More stuff on incest: is it “impossible” and, if so, what does this mean? The case of incest is parallel to social repression as a whole: “that is what you wanted!” (162). The developing account of incest seems to be an example of how the disjunctions or debts in primitive society (and surplus values of code) develop (plus, minus signs etc.).
Now let’s talk about “territorial representation” in the primitive socius. The representation of desire is also the equivalent of its non-codability, its non-representability, its negative. Thus the socius represents its own limits: “the repression of this limit is possible only to the extent that the representative itself undergoes a repression” (164). Oedipus represents the limit of the socius. At the end of this section, we get the three kinds of territorial representation: “the repressed representative, the repressing representation, and the displaced represented” (166). Well, that clears that up.
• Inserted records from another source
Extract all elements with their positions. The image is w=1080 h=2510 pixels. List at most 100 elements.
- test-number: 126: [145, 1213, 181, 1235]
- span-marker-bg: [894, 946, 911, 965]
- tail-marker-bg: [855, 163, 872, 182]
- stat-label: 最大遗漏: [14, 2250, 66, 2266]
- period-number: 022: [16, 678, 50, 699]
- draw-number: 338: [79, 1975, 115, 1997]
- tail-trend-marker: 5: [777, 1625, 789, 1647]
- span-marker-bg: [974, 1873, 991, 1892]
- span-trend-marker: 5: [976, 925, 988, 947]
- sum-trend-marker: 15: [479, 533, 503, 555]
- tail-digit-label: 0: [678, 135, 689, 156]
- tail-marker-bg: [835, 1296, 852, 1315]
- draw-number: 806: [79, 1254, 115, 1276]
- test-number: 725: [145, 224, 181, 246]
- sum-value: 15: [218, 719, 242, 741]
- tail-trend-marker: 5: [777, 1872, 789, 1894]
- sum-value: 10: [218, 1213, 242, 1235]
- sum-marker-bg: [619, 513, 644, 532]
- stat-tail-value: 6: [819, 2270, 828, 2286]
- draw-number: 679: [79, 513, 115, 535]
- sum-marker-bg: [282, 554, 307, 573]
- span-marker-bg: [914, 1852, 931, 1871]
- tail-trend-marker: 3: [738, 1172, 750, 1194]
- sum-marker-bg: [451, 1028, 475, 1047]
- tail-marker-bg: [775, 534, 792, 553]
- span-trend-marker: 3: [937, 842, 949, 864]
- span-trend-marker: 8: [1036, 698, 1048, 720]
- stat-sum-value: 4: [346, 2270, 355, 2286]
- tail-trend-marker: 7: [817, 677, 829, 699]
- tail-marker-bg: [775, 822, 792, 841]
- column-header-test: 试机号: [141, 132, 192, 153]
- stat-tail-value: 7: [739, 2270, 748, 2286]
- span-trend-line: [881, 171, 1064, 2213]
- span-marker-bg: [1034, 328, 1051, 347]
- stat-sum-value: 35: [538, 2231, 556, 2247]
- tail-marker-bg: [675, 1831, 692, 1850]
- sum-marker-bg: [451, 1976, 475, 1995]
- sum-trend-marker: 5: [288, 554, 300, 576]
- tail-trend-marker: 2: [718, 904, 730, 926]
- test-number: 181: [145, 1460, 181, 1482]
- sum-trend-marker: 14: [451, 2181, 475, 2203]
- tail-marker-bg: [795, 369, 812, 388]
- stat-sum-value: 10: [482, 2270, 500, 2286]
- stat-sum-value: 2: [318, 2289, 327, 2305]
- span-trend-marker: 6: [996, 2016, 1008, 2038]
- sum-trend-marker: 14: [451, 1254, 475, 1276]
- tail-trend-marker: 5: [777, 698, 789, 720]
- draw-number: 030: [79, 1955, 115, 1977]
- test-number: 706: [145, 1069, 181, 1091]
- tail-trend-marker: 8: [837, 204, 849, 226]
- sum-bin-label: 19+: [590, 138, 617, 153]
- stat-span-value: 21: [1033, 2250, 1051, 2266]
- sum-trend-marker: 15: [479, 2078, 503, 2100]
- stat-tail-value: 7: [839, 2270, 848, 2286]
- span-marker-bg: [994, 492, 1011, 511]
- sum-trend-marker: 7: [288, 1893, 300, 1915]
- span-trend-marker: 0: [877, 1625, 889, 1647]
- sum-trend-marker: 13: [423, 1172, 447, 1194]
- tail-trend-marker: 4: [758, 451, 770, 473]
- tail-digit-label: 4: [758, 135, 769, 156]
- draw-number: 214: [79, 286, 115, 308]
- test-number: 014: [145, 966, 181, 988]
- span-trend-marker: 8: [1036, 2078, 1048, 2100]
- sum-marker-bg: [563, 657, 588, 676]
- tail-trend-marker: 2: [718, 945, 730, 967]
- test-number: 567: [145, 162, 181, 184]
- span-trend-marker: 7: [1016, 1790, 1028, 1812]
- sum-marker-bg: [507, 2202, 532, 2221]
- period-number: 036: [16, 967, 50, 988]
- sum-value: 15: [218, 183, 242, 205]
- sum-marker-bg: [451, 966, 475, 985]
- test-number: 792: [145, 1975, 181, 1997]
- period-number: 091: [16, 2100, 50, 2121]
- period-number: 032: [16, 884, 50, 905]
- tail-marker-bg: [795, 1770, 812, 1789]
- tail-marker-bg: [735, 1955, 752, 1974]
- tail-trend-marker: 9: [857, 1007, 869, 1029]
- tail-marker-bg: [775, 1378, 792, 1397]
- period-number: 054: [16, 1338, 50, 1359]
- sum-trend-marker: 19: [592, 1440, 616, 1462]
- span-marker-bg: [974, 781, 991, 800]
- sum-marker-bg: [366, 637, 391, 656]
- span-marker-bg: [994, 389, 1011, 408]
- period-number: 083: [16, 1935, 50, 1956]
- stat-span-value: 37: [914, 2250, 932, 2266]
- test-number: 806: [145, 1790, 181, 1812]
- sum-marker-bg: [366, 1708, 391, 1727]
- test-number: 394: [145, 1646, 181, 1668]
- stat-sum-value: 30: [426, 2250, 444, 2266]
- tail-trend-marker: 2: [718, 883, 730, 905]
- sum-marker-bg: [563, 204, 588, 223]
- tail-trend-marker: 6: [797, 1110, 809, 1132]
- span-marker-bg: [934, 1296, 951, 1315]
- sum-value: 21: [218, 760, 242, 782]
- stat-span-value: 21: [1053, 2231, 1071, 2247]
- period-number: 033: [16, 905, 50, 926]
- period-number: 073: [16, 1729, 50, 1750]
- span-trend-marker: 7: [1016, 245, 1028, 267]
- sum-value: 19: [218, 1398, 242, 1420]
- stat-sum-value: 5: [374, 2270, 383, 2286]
3.4: Psychoanalysis and Ethnology
Slow down, folks! Oedipus isn’t on the scene quite yet. We’ll have to wait for the frameworks of familialism established by psychoanalysis. At the primitive stage, social and familial relations are simply far too fluid and complex for such a rigid structure as Oedipus. It is false to equate primitive cures with psychoanalysis. In fact, such cures actually constitute “schizoanalysis in action” (167). Victor Turner gives us a great example of this. D&G show how the story of K, which seems Oedipal to us at first, is anything but. Oedipus is analyzed in a colonial context here, regulating reproduction for the empire. However, for D&G, the colonized represent a “typical example of resistance to Oedipus” (169). Cool quote:
Oedipus is something like euthanasia with ethnocide. The more social reproduction escapes the members of the group, in nature and in extension, the more it falls back on them, or reduces them to a restricted and neuroticized familial reproduction whose agent is Oedipus (169).
People often try to find Oedipus in these colonial contexts, but the examples are always spurious. Another cool quote:
Oedipus is always colonization pursued by other means, it is the interior colony, and we shall see that even here at home, where we Europeans are concerned, it is our intimate colonial education (170).
Psychoanalysts try to divest the colonized of their traditional norms, but couldn’t it be said that Oedipus is merely our own traditional norm? Again, Oedipus presupposes the prohibition of incest; Oedipus does not result from this prohibition. Let’s talk about whether Oedipus is universal. The answer: maybe: “In reality, [Oedipus] is universal because it is the displacement of the limit that haunts all societies, the displaced represented that disfigures what all societies dread absolutely as their most profound negative: namely, the decoded flows of desire” (177).